Canadian Senator from Alberta
- In office February 5, 1918 – September 9, 1947
- Appointed by: Louis St. Laurent

Personal details
- Born: October 15, 1872
- Died: September 9, 1947 (aged 74) Napanee, Ontario, Canada
- Party: Liberal

= William Harmer =

Canadian politician

William James Harmer (October 15, 1872 – September 9, 1947) was a Canadian politician.

==Early life==
William James Harmer was born to James Harmer and Agatha Walker Harmer on October 16, 1872. His family would settle in Fort Frontenac and Harmer would attend Napanee Public Schools and Collegiate Institute. As a telegrapher Harmer moved West in 1891 where he working in Railway Operating and Traffic Departments and later became the Superintendent of operation of the Alberta Government Telephone System and Deputy Minister of the Department of Railways and Telephones in Alberta.

==Political career==
Harmer was appointed to the Senate of Canada on the advice of Robert Borden on February 5, 1918, his appointment was made to satisfy the Unionist coalition.

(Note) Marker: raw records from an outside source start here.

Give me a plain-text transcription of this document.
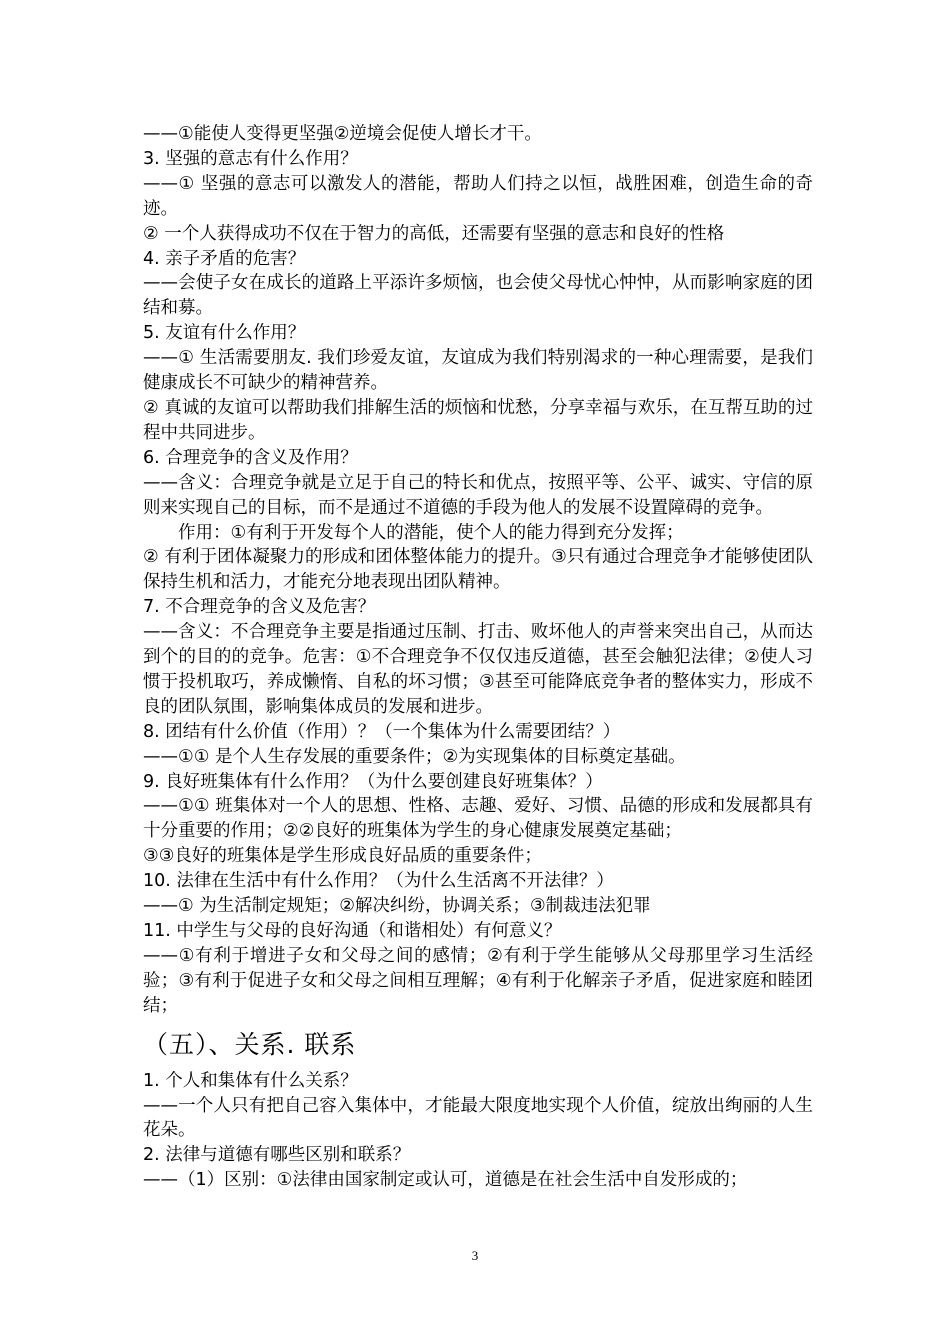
——①能使人变得更坚强②逆境会促使人增长才干。

3. 坚强的意志有什么作用？

——① 坚强的意志可以激发人的潜能，帮助人们持之以恒，战胜困难，创造生命的奇迹。

② 一个人获得成功不仅在于智力的高低，还需要有坚强的意志和良好的性格

4. 亲子矛盾的危害？

——会使子女在成长的道路上平添许多烦恼，也会使父母忧心忡忡，从而影响家庭的团结和募。

5. 友谊有什么作用？

——① 生活需要朋友. 我们珍爱友谊，友谊成为我们特别渴求的一种心理需要，是我们健康成长不可缺少的精神营养。

② 真诚的友谊可以帮助我们排解生活的烦恼和忧愁，分享幸福与欢乐，在互帮互助的过程中共同进步。

6. 合理竞争的含义及作用？

——含义：合理竞争就是立足于自己的特长和优点，按照平等、公平、诚实、守信的原则来实现自己的目标，而不是通过不道德的手段为他人的发展不设置障碍的竞争。

作用：①有利于开发每个人的潜能，使个人的能力得到充分发挥；

② 有利于团体凝聚力的形成和团体整体能力的提升。③只有通过合理竞争才能够使团队保持生机和活力，才能充分地表现出团队精神。

7. 不合理竞争的含义及危害？

——含义：不合理竞争主要是指通过压制、打击、败坏他人的声誉来突出自己，从而达到个的目的的竞争。危害：①不合理竞争不仅仅违反道德，甚至会触犯法律；②使人习惯于投机取巧，养成懒惰、自私的坏习惯；③甚至可能降底竞争者的整体实力，形成不良的团队氛围，影响集体成员的发展和进步。

8. 团结有什么价值（作用）？（一个集体为什么需要团结？）

——①① 是个人生存发展的重要条件；②为实现集体的目标奠定基础。

9. 良好班集体有什么作用？（为什么要创建良好班集体？）

——①① 班集体对一个人的思想、性格、志趣、爱好、习惯、品德的形成和发展都具有十分重要的作用；②②良好的班集体为学生的身心健康发展奠定基础；

③③良好的班集体是学生形成良好品质的重要条件；

10. 法律在生活中有什么作用？（为什么生活离不开法律？）

——① 为生活制定规矩；②解决纠纷，协调关系；③制裁违法犯罪

11. 中学生与父母的良好沟通（和谐相处）有何意义？

——①有利于增进子女和父母之间的感情；②有利于学生能够从父母那里学习生活经验；③有利于促进子女和父母之间相互理解；④有利于化解亲子矛盾，促进家庭和睦团结；

（五）、关系. 联系

1. 个人和集体有什么关系？

——一个人只有把自己容入集体中，才能最大限度地实现个人价值，绽放出绚丽的人生花朵。

2. 法律与道德有哪些区别和联系？

——（1）区别：①法律由国家制定或认可，道德是在社会生活中自发形成的；

3
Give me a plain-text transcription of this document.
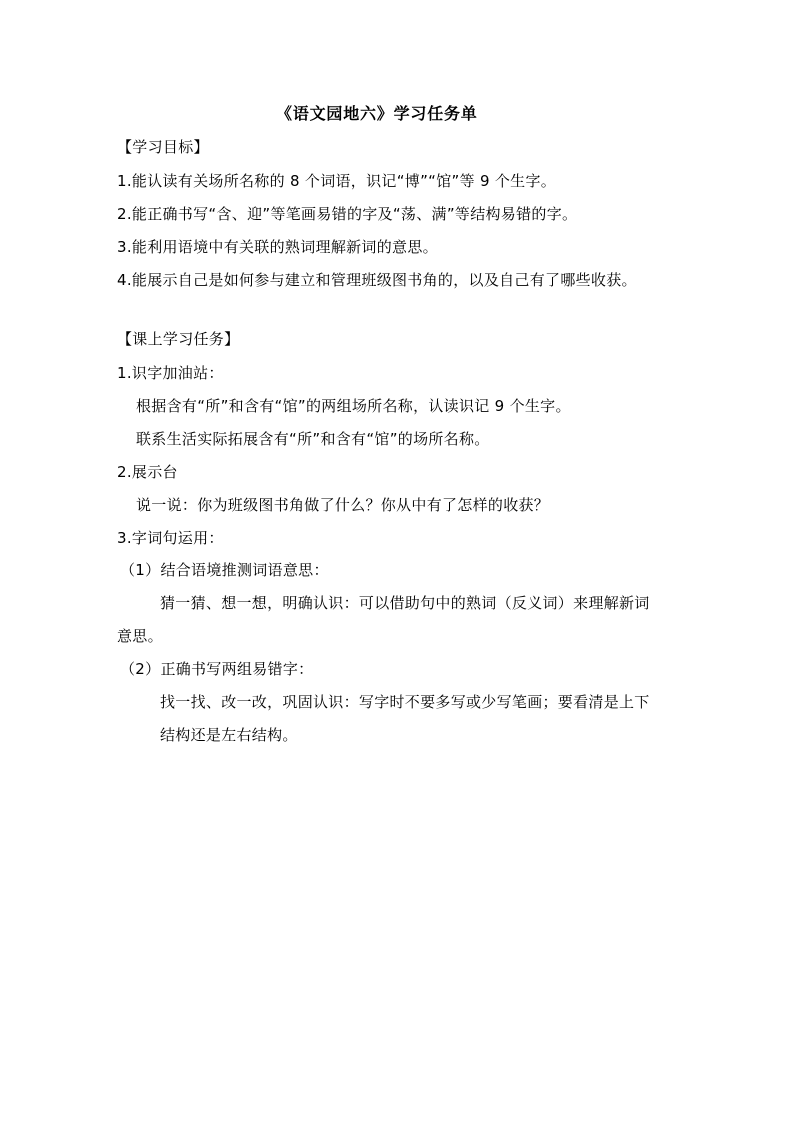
《语文园地六》学习任务单
【学习目标】
1.能认读有关场所名称的 8 个词语，识记“博”“馆”等 9 个生字。
2.能正确书写“含、迎”等笔画易错的字及“荡、满”等结构易错的字。
3.能利用语境中有关联的熟词理解新词的意思。
4.能展示自己是如何参与建立和管理班级图书角的，以及自己有了哪些收获。
【课上学习任务】
1.识字加油站：
根据含有“所”和含有“馆”的两组场所名称，认读识记 9 个生字。
联系生活实际拓展含有“所”和含有“馆”的场所名称。
2.展示台
说一说：你为班级图书角做了什么？你从中有了怎样的收获？
3.字词句运用：
（1）结合语境推测词语意思：
猜一猜、想一想，明确认识：可以借助句中的熟词（反义词）来理解新词
意思。
（2）正确书写两组易错字：
找一找、改一改，巩固认识：写字时不要多写或少写笔画；要看清是上下
结构还是左右结构。
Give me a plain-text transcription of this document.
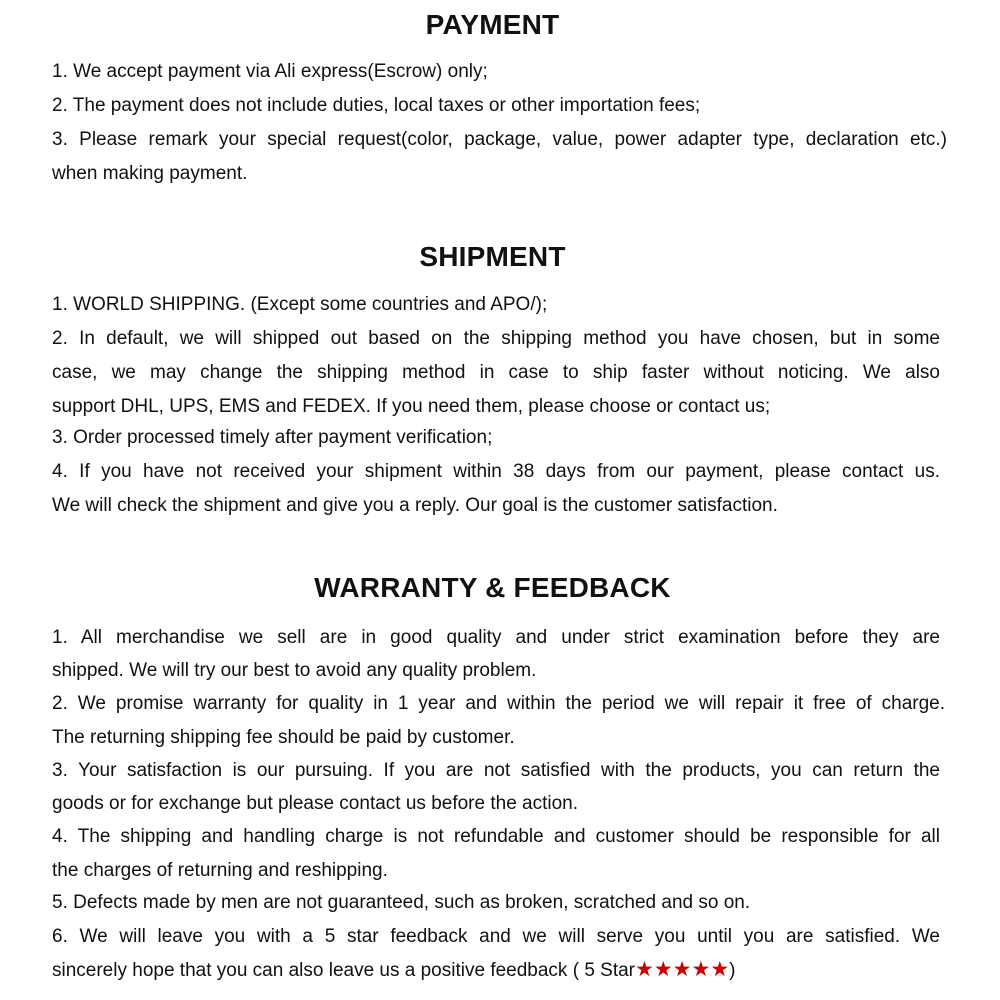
PAYMENT
1. We accept payment via Ali express(Escrow) only;
2. The payment does not include duties, local taxes or other importation fees;
3. Please remark your special request(color, package, value, power adapter type, declaration etc.)
when making payment.
SHIPMENT
1. WORLD SHIPPING. (Except some countries and APO/);
2. In default, we will shipped out based on the shipping method you have chosen, but in some
case, we may change the shipping method in case to ship faster without noticing. We also
support DHL, UPS, EMS and FEDEX. If you need them, please choose or contact us;
3. Order processed timely after payment verification;
4. If you have not received your shipment within 38 days from our payment, please contact us.
We will check the shipment and give you a reply. Our goal is the customer satisfaction.
WARRANTY & FEEDBACK
1. All merchandise we sell are in good quality and under strict examination before they are
shipped. We will try our best to avoid any quality problem.
2. We promise warranty for quality in 1 year and within the period we will repair it free of charge.
The returning shipping fee should be paid by customer.
3. Your satisfaction is our pursuing. If you are not satisfied with the products, you can return the
goods or for exchange but please contact us before the action.
4. The shipping and handling charge is not refundable and customer should be responsible for all
the charges of returning and reshipping.
5. Defects made by men are not guaranteed, such as broken, scratched and so on.
6. We will leave you with a 5 star feedback and we will serve you until you are satisfied. We
sincerely hope that you can also leave us a positive feedback ( 5 Star★★★★★)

The appointment especially angered Richard Bennett, who was originally supposed to get the appointment but also very much opposed the parliamentary coalition.

Harmer would earn the nickname "Silent William from Alberta" in the Senate because of his infrequent participation in Senate discussions. During his 29 years in the Senate, he was never known to have made a speech. However, he sponsored a Bill in 1929 for the extension of the Canadian Pacific Railway line to Prince Albert, Saskatchewan.

Harmer served in the Senate until his death on September 9, 1947.